Kreuzberg. Für Jakob ist die Lösung klar: „Blut auf Blut“, verlangt der junge Türke in dem Import- Export-Laden in der Oranienstraße, in dem es plötzlich ganz still geworden ist. Eben noch haben sich die sechs jungen Männer unter Gejohle quer über die Glastheke Gummibälle zugeworfen. Beim Stichwort „Solingen“ aber hört jeder Spaß auf. Jakob läßt das schnell hervorgeholte Elektroschockgerät bedrohlich knistern. Das Bowiemesser, das nun auf der Theke neben Plastikuhren und Tischdecken liegt, dient als Beweis für die Wehrbereitschaft der Kreuzberger Türken. „Wenn die das noch mal machen“, sagt einer, „gibt es bald Krieg.“

Daß die Kreuzberger Türken über Solingen nicht einfach zur Tagesordnung übergehen, ist in den Gemüseläden im Einzugsbereich der Skalitzer Straße mit einem Blick sowenig zu erfahren wie in den Sportclubs oder Reisebüros. Das Leben geht weiter, ein Trauerflor für die fünf Ermordeten ist nirgendwo ausgehängt. Aber wer nachfragt, dem wird viel von Waffen erzählt und von der Bereitschaft, sie zur eigenen Verteidigung auch einzusetzen. „Auf die Dauer werden wir uns das nicht gefallen lassen“, erklären auch besonnen wirkende Männer in gesetztem Alter. Nun soll agiert werden: „Es wird hier in Berlin eine Treibjagd gegen Nazis geben.“

Über die Organisation von Selbstschutzgruppen, die einer erwähnt, wollen die meisten nicht reden. Ob sich nun tatsächlich 80 Prozent aller Kreuzberger Türken bewaffnet haben, wie viele behaupten – wer soll es nachprüfen? Nicht mehr zu unterscheiden ist in der Aufregung dieser Tage, was bloße Kraftmeierei und Verdrängung berechtigter Angst ist, was Kalkül zum Schutz der eigenen Gesundheit. Fest steht nur, daß die Stimmung gereizt ist und das Vertrauen in den Schutz deutscher Behörden denkbar gering.

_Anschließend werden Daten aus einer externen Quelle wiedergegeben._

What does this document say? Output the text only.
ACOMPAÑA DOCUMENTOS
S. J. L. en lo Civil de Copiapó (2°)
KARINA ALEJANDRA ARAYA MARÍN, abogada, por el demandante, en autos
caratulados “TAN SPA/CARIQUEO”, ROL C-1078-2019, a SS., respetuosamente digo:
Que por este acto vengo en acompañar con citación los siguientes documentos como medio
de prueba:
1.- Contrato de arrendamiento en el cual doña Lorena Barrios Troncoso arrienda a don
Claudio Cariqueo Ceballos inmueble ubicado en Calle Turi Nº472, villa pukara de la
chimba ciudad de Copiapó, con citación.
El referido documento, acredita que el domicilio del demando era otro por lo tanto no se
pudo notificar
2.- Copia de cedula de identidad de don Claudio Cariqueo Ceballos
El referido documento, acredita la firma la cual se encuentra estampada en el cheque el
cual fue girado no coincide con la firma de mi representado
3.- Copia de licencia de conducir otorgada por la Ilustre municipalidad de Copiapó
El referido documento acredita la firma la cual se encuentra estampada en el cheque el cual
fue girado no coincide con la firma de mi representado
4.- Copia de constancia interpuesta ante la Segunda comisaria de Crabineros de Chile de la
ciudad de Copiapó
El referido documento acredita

Selbst in der Verhaftung des 15jährigen in Solingen sehen die Gesprächspartner nur noch einen Vorwand: „Die wollen uns beruhigen.“ Die Hintermänner, so glauben sie, würden bewußt geschont. Verwunderlich ist diese verbreitete Einstellung nicht. Mit der Polizei haben viele schon schlechte Erfahrungen gemacht: „Viele sind selber Nazis.“ Und dann kommen die Beispiele. Häßliche Beispiele.

Von Demonstrationen ihrer deutschen Mitbürger erwarten auch die Männer im Hinterzimmer des Sportclubs wenig. Politische Fragen scheinen weniger wichtig als praktische. Seine in einem auch von Deutschen bewohnten Hochhaus gelegene Wohnung werde wohl nicht angezündet, überlegt ein Familienvater ernsthaft.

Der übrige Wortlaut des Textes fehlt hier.